For one, you shouldn't allow an agent--including a human!!--to just delete things permanently without a trace: they only get to move stuff to a recycle bin. Maybe they also only get to queue outgoing emails that you later can (very quickly!) approve, unless the recipient is on a known-safe contact list. Maybe you also limit the amount or kind of mail that the agent can look at, and keep an audit log of all of the search queries it accessed. You can't trust a human 100%, and you really really need to model the AI as more similar to a human than a software algorithm, with respect to trust and security behaviors.

Of course, with an AI, you can't hold anyone accountable really; but like, frankly, we set ourselves up often such that the maximum level of accountability we can assign to random humans is pretty low, regardless. The reason people can buy "unlock codes" for their cell phones is because of unaligned agents working in call centers that lie in their reports, claiming the customer that merely called asking a silly question--or who merely needed to reboot their phone--in fact asked for an unlock code for a cell phone (or other similar scam).

3 comments

AI is also scalable: if I find a text-based way to mind-break your minimum wage email sorter, I get one inbox. If I find a way to mindbreak apples llm email sorter, I get 30 million inboxes.
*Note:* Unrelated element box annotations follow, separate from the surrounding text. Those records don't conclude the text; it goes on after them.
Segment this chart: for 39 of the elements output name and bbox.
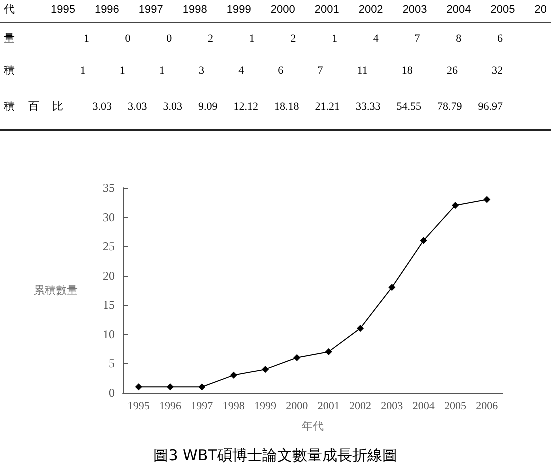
text: 積 1 1 1 3 4 6 7 11 18 26 32 bbox=[3, 64, 504, 79]
point bbox=[420, 237, 428, 244]
point bbox=[167, 384, 174, 391]
x-axis-title: 年代 bbox=[302, 420, 324, 433]
y-tick-label: 30 bbox=[103, 210, 115, 224]
point bbox=[198, 384, 206, 391]
x-tick-label: 2004 bbox=[412, 400, 436, 412]
point bbox=[294, 354, 301, 362]
y-tick-label: 5 bbox=[109, 356, 115, 371]
point bbox=[230, 372, 238, 379]
x-tick-label: 1995 bbox=[128, 400, 150, 412]
y-tick-label: 10 bbox=[103, 327, 115, 342]
x-tick-label: 1997 bbox=[191, 400, 214, 412]
point bbox=[357, 325, 364, 332]
point bbox=[262, 366, 269, 374]
x-tick-label: 2000 bbox=[286, 400, 309, 412]
x-tick-label: 2003 bbox=[381, 400, 404, 412]
x-tick-label: 2006 bbox=[476, 400, 499, 412]
x-tick-label: 2001 bbox=[318, 400, 340, 412]
x-tick-label: 2005 bbox=[444, 400, 467, 412]
y-tick-label: 15 bbox=[103, 298, 115, 312]
x-tick-label: 1999 bbox=[254, 400, 277, 412]
x-tick-label: 1998 bbox=[222, 400, 246, 412]
text: 圖3 WBT碩博士論文數量成長折線圖 bbox=[154, 446, 398, 464]
point bbox=[325, 348, 332, 356]
text: 量 1 0 0 2 1 2 1 4 7 8 6 bbox=[3, 32, 504, 47]
text: 積百比 3.03 3.03 3.03 9.09 12.12 18.18 21.21 33.33 54.55 78.79 96.97 bbox=[0, 87, 551, 131]
text: 代 1995 1996 1997 1998 1999 2000 2001 2002 2003 2004 2005 20 bbox=[0, 0, 551, 23]
y-tick-label: 35 bbox=[103, 181, 115, 195]
y-tick-label: 25 bbox=[103, 240, 115, 254]
point bbox=[135, 384, 142, 391]
point bbox=[452, 202, 459, 210]
y-axis-title: 累積數量 bbox=[34, 284, 78, 297]
y-tick-label: 20 bbox=[103, 268, 115, 283]
x-tick-label: 1996 bbox=[160, 400, 182, 412]
y-tick-label: 0 bbox=[109, 386, 115, 400]
point bbox=[388, 284, 396, 292]
point bbox=[484, 196, 491, 204]
x-tick-label: 2002 bbox=[350, 400, 372, 412]
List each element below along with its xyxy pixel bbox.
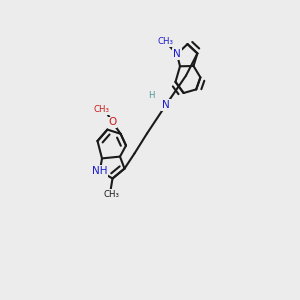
Text: CH₃: CH₃ <box>157 37 173 46</box>
Text: NH: NH <box>92 166 108 176</box>
Text: N: N <box>162 100 170 110</box>
Text: O: O <box>108 117 117 128</box>
Text: N: N <box>173 49 181 59</box>
Text: CH₃: CH₃ <box>93 105 109 114</box>
Text: CH₃: CH₃ <box>104 190 120 199</box>
Text: H: H <box>148 92 155 100</box>
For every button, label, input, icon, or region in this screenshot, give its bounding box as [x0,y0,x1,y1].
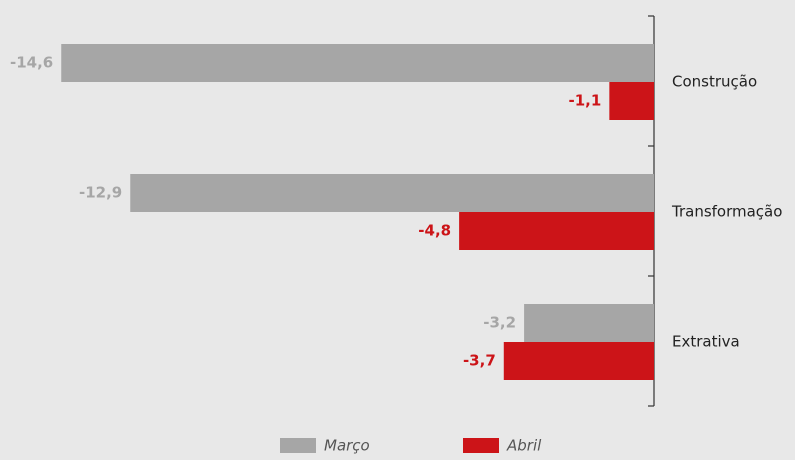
category-label: Construção [672,73,757,91]
value-label: -3,7 [463,352,496,370]
legend-label: Abril [506,437,542,455]
value-label: -1,1 [569,92,602,110]
value-label: -3,2 [483,314,516,332]
category-label: Transformação [671,203,782,221]
bar [61,44,655,82]
bar [524,304,654,342]
legend-swatch [463,438,499,453]
bar [609,82,654,120]
bar [503,342,654,380]
bar [130,174,654,212]
bar [459,212,654,250]
category-label: Extrativa [672,333,740,351]
legend-label: Março [324,437,370,455]
value-label: -14,6 [10,54,53,72]
legend-swatch [280,438,316,453]
value-label: -12,9 [79,184,122,202]
value-label: -4,8 [418,222,451,240]
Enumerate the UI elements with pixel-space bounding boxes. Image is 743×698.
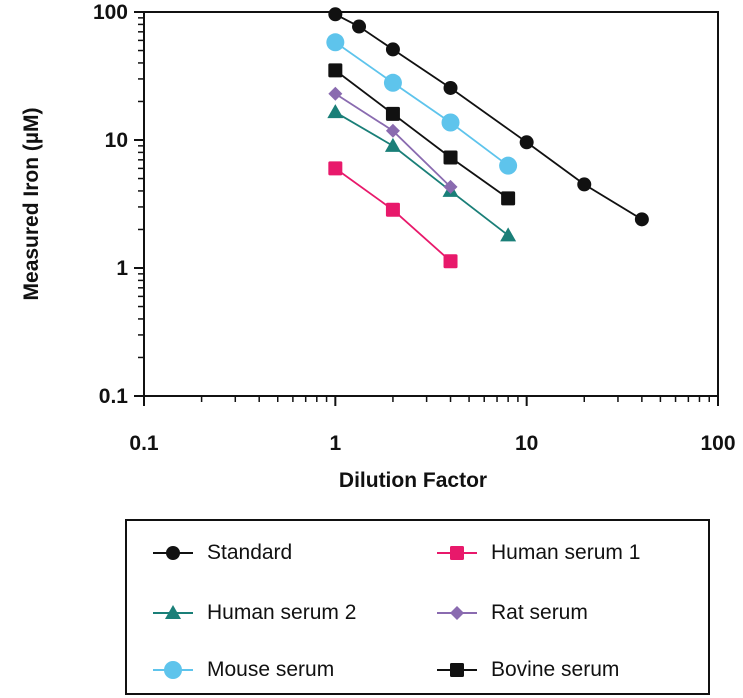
series-human-serum-2	[327, 104, 517, 242]
series-line-mouse-serum	[334, 41, 509, 167]
point-bovine-serum	[328, 63, 343, 78]
legend-swatch-human-serum-1	[437, 546, 477, 560]
chart-svg: 0.1 1 10 100 0.1 1 10 100 Dilution Factor Measu…	[20, 1, 736, 492]
series-line-human-serum-2	[334, 111, 509, 237]
series-bovine-serum	[328, 63, 516, 206]
point-standard	[577, 177, 592, 192]
point-bovine-serum	[443, 150, 458, 165]
legend-marker-bovine-serum	[450, 663, 464, 677]
axis-ticks: 0.1 1 10 100 0.1 1 10 100	[93, 1, 736, 455]
y-tick-label: 10	[105, 129, 128, 152]
x-axis-label: Dilution Factor	[339, 469, 487, 492]
x-tick-label: 1	[329, 432, 341, 455]
legend-marker-human-serum-1	[450, 546, 464, 560]
point-human-serum-1	[443, 254, 458, 269]
series-human-serum-1	[328, 161, 458, 269]
legend-label: Standard	[207, 541, 293, 564]
legend-swatch-human-serum-2	[153, 605, 193, 619]
y-axis-label: Measured Iron (µM)	[20, 108, 43, 301]
legend-item-standard: Standard	[151, 538, 292, 568]
point-human-serum-2	[327, 104, 344, 119]
x-tick-label: 100	[700, 432, 735, 455]
legend-item-bovine-serum: Bovine serum	[435, 655, 619, 685]
legend: Standard Human serum 1 Human serum 2 Rat se…	[125, 519, 710, 695]
point-standard	[519, 135, 534, 150]
point-bovine-serum	[385, 106, 400, 121]
point-standard	[328, 7, 343, 22]
point-human-serum-2	[500, 227, 517, 242]
series-standard	[328, 7, 649, 227]
legend-item-human-serum-2: Human serum 2	[151, 598, 356, 628]
legend-swatch-mouse-serum	[153, 661, 193, 679]
legend-item-mouse-serum: Mouse serum	[151, 655, 334, 685]
series-line-bovine-serum	[334, 69, 509, 200]
legend-marker-rat-serum	[450, 606, 464, 620]
point-mouse-serum	[441, 113, 460, 132]
point-standard	[443, 80, 458, 95]
legend-marker-standard	[166, 546, 180, 560]
point-standard	[352, 19, 367, 34]
legend-label: Mouse serum	[207, 658, 335, 681]
point-mouse-serum	[383, 73, 402, 92]
plot-frame	[143, 11, 719, 397]
legend-swatch-rat-serum	[437, 606, 477, 620]
y-tick-label: 100	[93, 1, 128, 24]
legend-label: Rat serum	[491, 601, 588, 624]
legend-item-rat-serum: Rat serum	[435, 598, 588, 628]
series-rat-serum	[328, 86, 458, 194]
y-tick-label: 1	[116, 257, 128, 280]
legend-swatch-standard	[153, 546, 193, 560]
point-rat-serum	[443, 179, 458, 194]
point-standard	[634, 212, 649, 227]
y-tick-label: 0.1	[99, 385, 129, 408]
legend-marker-mouse-serum	[164, 661, 182, 679]
point-human-serum-1	[328, 161, 343, 176]
point-human-serum-1	[385, 202, 400, 217]
legend-marker-human-serum-2	[165, 605, 181, 619]
legend-swatch-bovine-serum	[437, 663, 477, 677]
legend-item-human-serum-1: Human serum 1	[435, 538, 640, 568]
point-mouse-serum	[326, 33, 345, 52]
point-standard	[385, 42, 400, 57]
point-rat-serum	[385, 123, 400, 138]
legend-label: Bovine serum	[491, 658, 620, 681]
point-human-serum-2	[384, 137, 401, 152]
legend-label: Human serum 1	[491, 541, 641, 564]
series-line-standard	[334, 13, 643, 221]
point-bovine-serum	[501, 191, 516, 206]
series-layer	[326, 7, 649, 269]
point-rat-serum	[328, 86, 343, 101]
point-mouse-serum	[499, 156, 518, 175]
legend-label: Human serum 2	[207, 601, 357, 624]
x-tick-label: 0.1	[129, 432, 159, 455]
x-tick-label: 10	[515, 432, 538, 455]
series-mouse-serum	[326, 33, 518, 175]
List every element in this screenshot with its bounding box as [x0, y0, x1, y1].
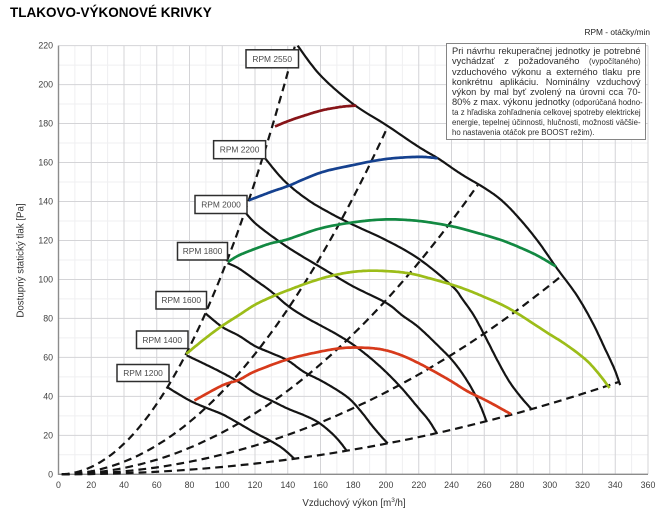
svg-text:160: 160	[313, 480, 328, 490]
svg-text:RPM 1600: RPM 1600	[161, 295, 201, 305]
svg-text:100: 100	[38, 275, 53, 285]
svg-text:80: 80	[43, 314, 53, 324]
svg-text:RPM 2200: RPM 2200	[220, 145, 260, 155]
svg-text:40: 40	[43, 392, 53, 402]
svg-text:160: 160	[38, 158, 53, 168]
svg-text:200: 200	[379, 480, 394, 490]
svg-text:220: 220	[411, 480, 426, 490]
svg-text:0: 0	[56, 480, 61, 490]
svg-text:320: 320	[575, 480, 590, 490]
svg-text:120: 120	[38, 236, 53, 246]
svg-text:260: 260	[477, 480, 492, 490]
svg-text:20: 20	[43, 430, 53, 440]
svg-text:RPM 2000: RPM 2000	[201, 200, 241, 210]
svg-text:20: 20	[86, 480, 96, 490]
svg-text:RPM 2550: RPM 2550	[252, 54, 292, 64]
svg-text:0: 0	[48, 469, 53, 479]
svg-text:RPM 1400: RPM 1400	[142, 335, 182, 345]
svg-text:RPM 1200: RPM 1200	[123, 368, 163, 378]
svg-text:180: 180	[346, 480, 361, 490]
svg-text:120: 120	[248, 480, 263, 490]
svg-text:60: 60	[43, 353, 53, 363]
svg-text:200: 200	[38, 80, 53, 90]
svg-text:140: 140	[38, 197, 53, 207]
svg-text:RPM 1800: RPM 1800	[183, 246, 223, 256]
svg-text:140: 140	[280, 480, 295, 490]
svg-text:80: 80	[185, 480, 195, 490]
svg-text:220: 220	[38, 41, 53, 51]
svg-text:280: 280	[510, 480, 525, 490]
svg-text:60: 60	[152, 480, 162, 490]
svg-text:360: 360	[641, 480, 656, 490]
svg-text:100: 100	[215, 480, 230, 490]
svg-text:340: 340	[608, 480, 623, 490]
svg-text:180: 180	[38, 119, 53, 129]
svg-text:240: 240	[444, 480, 459, 490]
svg-text:300: 300	[542, 480, 557, 490]
svg-text:40: 40	[119, 480, 129, 490]
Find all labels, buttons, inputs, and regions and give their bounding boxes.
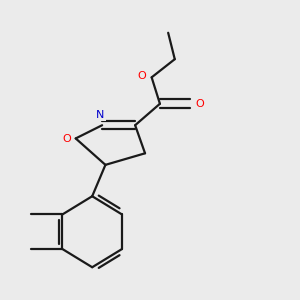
Text: N: N	[96, 110, 105, 120]
Text: O: O	[137, 71, 146, 81]
Text: O: O	[195, 99, 204, 109]
Text: O: O	[62, 134, 71, 144]
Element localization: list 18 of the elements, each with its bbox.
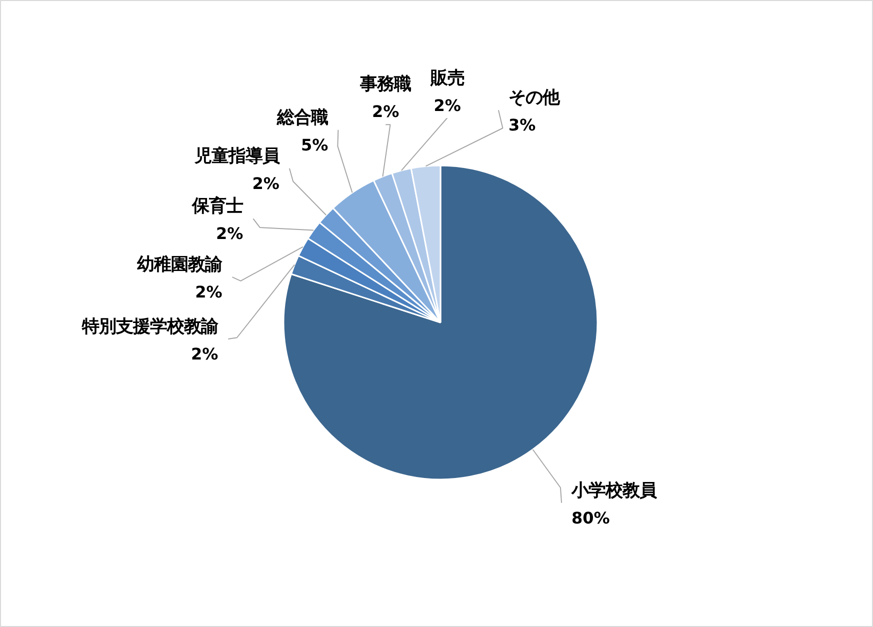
slice-label: その他 <box>508 88 560 108</box>
data-label: 2% <box>252 174 280 193</box>
slice-label: 総合職 <box>276 108 328 128</box>
slice-label: 小学校教員 <box>570 480 658 501</box>
slice-label: 特別支援学校教諭 <box>81 317 220 338</box>
data-label: 2% <box>372 102 400 122</box>
slice-label: 販売 <box>429 68 464 88</box>
data-label: 5% <box>301 135 328 154</box>
data-label: 2% <box>216 224 244 244</box>
slice-label: 事務職 <box>359 74 412 95</box>
data-label: 3% <box>508 116 536 135</box>
data-label: 2% <box>195 282 222 302</box>
slice-label: 児童指導員 <box>193 146 280 166</box>
slice-label: 幼稚園教諭 <box>137 255 224 276</box>
data-label: 80% <box>572 508 610 528</box>
data-label: 2% <box>434 96 461 115</box>
slice-label: 保育士 <box>191 196 244 217</box>
data-label: 2% <box>191 344 218 364</box>
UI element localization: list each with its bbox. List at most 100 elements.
In addition, I can try a thousand times to work out how to trick the email sorter on my account, and then transfer that solution to Robert CFO’s account if I suspect he uses the same model
It is not as easy as that. AI responses currently are probabilistic (intentionally).
"... as you would hire a personal assistant to do these kinds of tasks, and the personal assistant can be scammed"

Which is why I've never hired a human assistant and given them full access to my email, despite desperately needing help getting on top of all of that stuff!

Most people should be very uncomfortable giving a random gig economy worker access to their personal email accounts that act as fallback authentication for everything in their lives.

The fact that our AI systems have this level of trustworthiness is a big problem for harnessing their potential, since you want them to be a lot more trustworthy.

But AI is even worse, it has no sense for when things are weird and it is under attack. If you sent a hundred messages to a human trying slight variations of tricks on them, they would know something was wrong and they were under attack, but an AI would not.